Children being bitten by scorpions, rats and snakes; hundreds being forced to use a single shower; the stench of human excrement never far away; and food shortages becoming the norm. One by one, Sophie McCann lists the degradations of life for refugees detained on Lesbos, the Greek island on the frontline of a new surge of asylum seekers desperate to reach Europe.
McCann, a British advocacy manager with Médecins Sans Frontières, like other aid workers, is now raising the alarm: at least 24,000 men, women and children trapped in vastly overcrowded Aegean island camps are being subjected to conditions so harrowing they bear all the hallmarks of humanitarian catastrophe. Four years after the greatest migration crisis in modern times, there are fears history is repeating itself.
“The level of human suffering is just indescribable,” says McCann, adding that incidents of self-harm, even among toddlers, have risen sharply. “I struggle to find the right words because none can convey the sheer misery and inhumanity of a situation that in Europe is frankly unbelievable.”
In recent weeks Greek authorities have stepped up emergency evacuations, transferring some 1,800 people deemed to be vulnerable to camps on the mainland.
“But,” says McCann, “these cycles of emergency decongestion won’t solve the underlining problems. This is a policy-driven crisis where the EU has sought to contain and externalise the problem [of migration] to the Greek isles. The EU-Turkey deal was supposed to be a ‘temporary and extraordinary measure’ to reduce flows and open safe legal alternatives to smugglers. Instead it has created camps where people are robbed of their dignity and forced to live in horrendous conditions.”

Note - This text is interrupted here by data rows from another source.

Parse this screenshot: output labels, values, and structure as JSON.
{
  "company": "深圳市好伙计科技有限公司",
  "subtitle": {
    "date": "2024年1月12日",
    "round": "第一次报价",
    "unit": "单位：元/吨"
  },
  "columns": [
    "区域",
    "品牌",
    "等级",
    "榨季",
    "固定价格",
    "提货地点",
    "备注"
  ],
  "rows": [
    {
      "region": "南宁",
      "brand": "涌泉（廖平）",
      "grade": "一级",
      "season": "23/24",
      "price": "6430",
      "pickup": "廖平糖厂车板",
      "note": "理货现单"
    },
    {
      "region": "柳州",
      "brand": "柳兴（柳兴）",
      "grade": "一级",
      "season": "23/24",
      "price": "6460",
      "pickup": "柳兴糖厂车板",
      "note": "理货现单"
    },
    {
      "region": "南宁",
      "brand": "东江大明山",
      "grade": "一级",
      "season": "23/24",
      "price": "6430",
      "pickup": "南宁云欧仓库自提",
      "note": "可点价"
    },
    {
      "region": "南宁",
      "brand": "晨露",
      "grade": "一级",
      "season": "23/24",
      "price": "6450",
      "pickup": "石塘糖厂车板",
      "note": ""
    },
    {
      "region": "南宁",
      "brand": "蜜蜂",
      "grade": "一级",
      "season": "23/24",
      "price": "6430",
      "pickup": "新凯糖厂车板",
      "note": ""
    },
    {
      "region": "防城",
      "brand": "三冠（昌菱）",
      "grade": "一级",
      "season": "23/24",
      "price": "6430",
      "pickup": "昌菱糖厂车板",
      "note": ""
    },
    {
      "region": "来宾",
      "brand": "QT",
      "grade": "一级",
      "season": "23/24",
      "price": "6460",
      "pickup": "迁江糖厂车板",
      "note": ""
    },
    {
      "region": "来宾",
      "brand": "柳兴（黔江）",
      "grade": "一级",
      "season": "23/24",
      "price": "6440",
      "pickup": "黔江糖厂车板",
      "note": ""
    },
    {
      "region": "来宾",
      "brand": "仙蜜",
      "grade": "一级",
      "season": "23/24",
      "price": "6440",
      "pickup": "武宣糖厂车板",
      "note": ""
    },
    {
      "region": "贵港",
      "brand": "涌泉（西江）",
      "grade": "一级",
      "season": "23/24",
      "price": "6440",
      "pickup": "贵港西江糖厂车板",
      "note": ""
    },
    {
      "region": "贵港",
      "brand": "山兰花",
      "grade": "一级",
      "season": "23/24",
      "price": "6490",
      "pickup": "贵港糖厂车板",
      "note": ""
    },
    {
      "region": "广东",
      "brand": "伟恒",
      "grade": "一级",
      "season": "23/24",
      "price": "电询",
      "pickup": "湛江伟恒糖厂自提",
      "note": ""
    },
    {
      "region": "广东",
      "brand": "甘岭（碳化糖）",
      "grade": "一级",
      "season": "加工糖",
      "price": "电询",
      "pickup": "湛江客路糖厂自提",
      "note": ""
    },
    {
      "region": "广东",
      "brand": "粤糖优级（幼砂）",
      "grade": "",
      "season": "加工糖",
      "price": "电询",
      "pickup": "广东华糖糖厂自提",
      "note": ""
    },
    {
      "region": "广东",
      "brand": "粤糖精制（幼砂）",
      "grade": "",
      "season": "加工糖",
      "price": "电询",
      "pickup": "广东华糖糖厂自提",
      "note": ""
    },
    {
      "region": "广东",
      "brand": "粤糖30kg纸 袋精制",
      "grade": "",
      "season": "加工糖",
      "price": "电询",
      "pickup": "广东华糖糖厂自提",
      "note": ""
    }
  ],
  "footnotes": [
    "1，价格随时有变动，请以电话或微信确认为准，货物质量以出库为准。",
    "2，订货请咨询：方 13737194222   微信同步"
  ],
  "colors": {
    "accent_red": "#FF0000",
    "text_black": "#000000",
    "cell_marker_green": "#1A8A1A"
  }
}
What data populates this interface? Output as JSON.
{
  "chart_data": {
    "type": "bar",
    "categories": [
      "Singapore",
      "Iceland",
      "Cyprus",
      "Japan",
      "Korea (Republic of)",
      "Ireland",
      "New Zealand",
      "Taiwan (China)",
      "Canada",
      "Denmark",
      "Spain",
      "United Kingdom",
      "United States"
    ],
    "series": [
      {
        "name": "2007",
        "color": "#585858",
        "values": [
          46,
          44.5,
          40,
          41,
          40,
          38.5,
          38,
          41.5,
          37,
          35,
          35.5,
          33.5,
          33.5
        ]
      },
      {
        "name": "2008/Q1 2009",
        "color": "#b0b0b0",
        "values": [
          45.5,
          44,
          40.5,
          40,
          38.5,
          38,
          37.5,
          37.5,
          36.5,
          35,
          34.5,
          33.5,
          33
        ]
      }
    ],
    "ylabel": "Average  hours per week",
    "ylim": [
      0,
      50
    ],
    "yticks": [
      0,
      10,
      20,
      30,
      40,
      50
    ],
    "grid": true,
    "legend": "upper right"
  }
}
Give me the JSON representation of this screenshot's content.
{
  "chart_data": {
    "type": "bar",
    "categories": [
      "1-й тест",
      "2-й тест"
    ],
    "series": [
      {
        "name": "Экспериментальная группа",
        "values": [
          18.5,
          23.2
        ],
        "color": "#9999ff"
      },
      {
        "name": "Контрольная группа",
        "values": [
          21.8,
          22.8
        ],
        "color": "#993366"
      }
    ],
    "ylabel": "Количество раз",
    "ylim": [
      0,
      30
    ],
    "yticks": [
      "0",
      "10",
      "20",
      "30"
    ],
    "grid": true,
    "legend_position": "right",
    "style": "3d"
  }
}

She said that in July and August, 73 children were referred to MSF’s paediatric mental health teams in Lesbos: three had attempted to kill themselves and 17 had self-harmed.
The reception centre in Samos is even worse, “running seven times above capacity”, noted Stella Nanou, the UN refugee agency’s spokeswoman in Athens.
“The increase in recent sea arrivals has put additional strain on already overcrowded facilities on the islands where conditions remain dire,” she said.